雖然她覺得這事可能沒那么容易,但是裴氏那么大的誘惑在她面前擺著,她還是很想去試一試。
二嬸繼續說道:“你這事還不能耽擱,林雨薇自己下面還有妹妹呢,到時候好事都安排給親妹妹,你這個堂妹可就沒有機會了!”
本來打了孩子,又被前男友拋棄,林婷婷對自己的未來很迷茫,不知道以后的路怎么走,頹廢了很久。
現在有了裴衡這個目標,她覺得自己的生活又有了些盼頭。
林婷婷從床上起來:“媽,這件事,我一定聽你的,你先陪我去買兩件衣服,我都沒有好看的衣服穿了。”

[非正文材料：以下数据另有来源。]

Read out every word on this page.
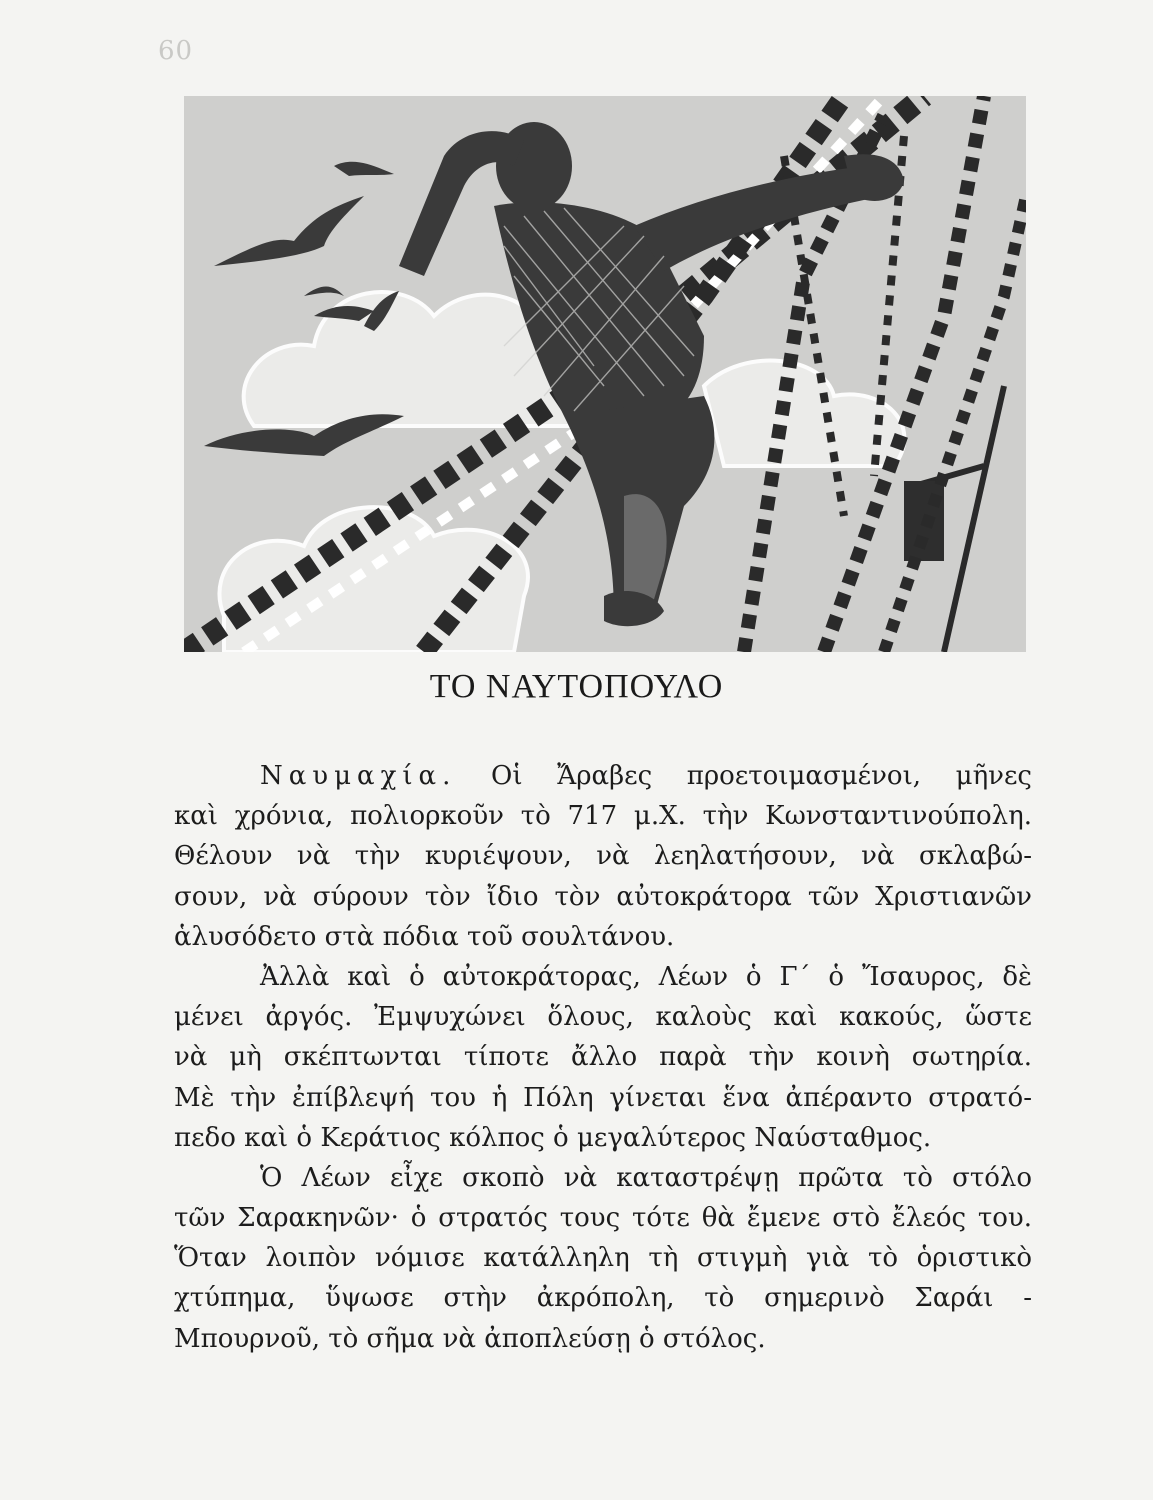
60
ΤΟ ΝΑΥΤΟΠΟΥΛΟ
Ναυμαχία. Οἱ Ἄραβες προετοιμασμένοι, μῆνες
καὶ χρόνια, πολιορκοῦν τὸ 717 μ.Χ. τὴν Κωνσταντινούπολη.
Θέλουν νὰ τὴν κυριέψουν, νὰ λεηλατήσουν, νὰ σκλαβώ-
σουν, νὰ σύρουν τὸν ἴδιο τὸν αὐτοκράτορα τῶν Χριστιανῶν
ἁλυσόδετο στὰ πόδια τοῦ σουλτάνου.
Ἀλλὰ καὶ ὁ αὐτοκράτορας, Λέων ὁ Γ΄ ὁ Ἴσαυρος, δὲ
μένει ἀργός. Ἐμψυχώνει ὅλους, καλοὺς καὶ κακούς, ὥστε
νὰ μὴ σκέπτωνται τίποτε ἄλλο παρὰ τὴν κοινὴ σωτηρία.
Μὲ τὴν ἐπίβλεψή του ἡ Πόλη γίνεται ἕνα ἀπέραντο στρατό-
πεδο καὶ ὁ Κεράτιος κόλπος ὁ μεγαλύτερος Ναύσταθμος.
Ὁ Λέων εἶχε σκοπὸ νὰ καταστρέψῃ πρῶτα τὸ στόλο
τῶν Σαρακηνῶν· ὁ στρατός τους τότε θὰ ἔμενε στὸ ἔλεός του.
Ὅταν λοιπὸν νόμισε κατάλληλη τὴ στιγμὴ γιὰ τὸ ὁριστικὸ
χτύπημα, ὕψωσε στὴν ἀκρόπολη, τὸ σημερινὸ Σαράι -
Μπουρνοῦ, τὸ σῆμα νὰ ἀποπλεύσῃ ὁ στόλος.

二嬸見女兒重新振奮起來,也很高興,她起身興奮地搓了搓手:“好好好,走,咱們現在就去!”
裴氏的采訪結束后,宴會也接近尾聲。
裴衡帶著林雨薇回家,讓裴銘把林夢瑤送回葉文秀家里。
因為一早就起來準備,又一下午沒有休息,林夢瑤坐車上一會,就感覺犯困了。
但是她硬是撐著眼皮不敢睡覺,怕自己睡著又會做噩夢。
裴銘見林夢瑤腦袋像小雞啄米一樣,一點一點地,問道:“困了?那你睡一會兒,等下到家我會叫你。”
林夢瑤嗯了一聲,揉了揉眼睛,又睜著眼睛不睡了。
她回答道:“我不困。”
裴銘沒有再勸她,只是加快了車速,他以為林夢瑤在外面睡不著,就想讓她快點回家休息。
大概是在車上搖搖晃晃的,林夢瑤實在是抵不住睡意,閉上了眼睛。
裴銘一邊開車,一邊用余光瞄到她歪著頭睡著的樣子,忍不住彎了彎唇角。
看自己喜歡的人睡覺,也是一種很神奇的感覺,畢竟平時在外面是看不見的。
不過,林夢瑤才睡著幾分鐘,裴銘就見她雙手握著拳頭,啊得一下子驚醒起來。
裴銘也被她嚇到,一個急剎車把車停在路邊,側身問道:“怎么了?”
林夢瑤眼里有些驚恐不安,胸口起伏,大口地喘著氣,好像剛才在夢里憋了很久的氣一樣。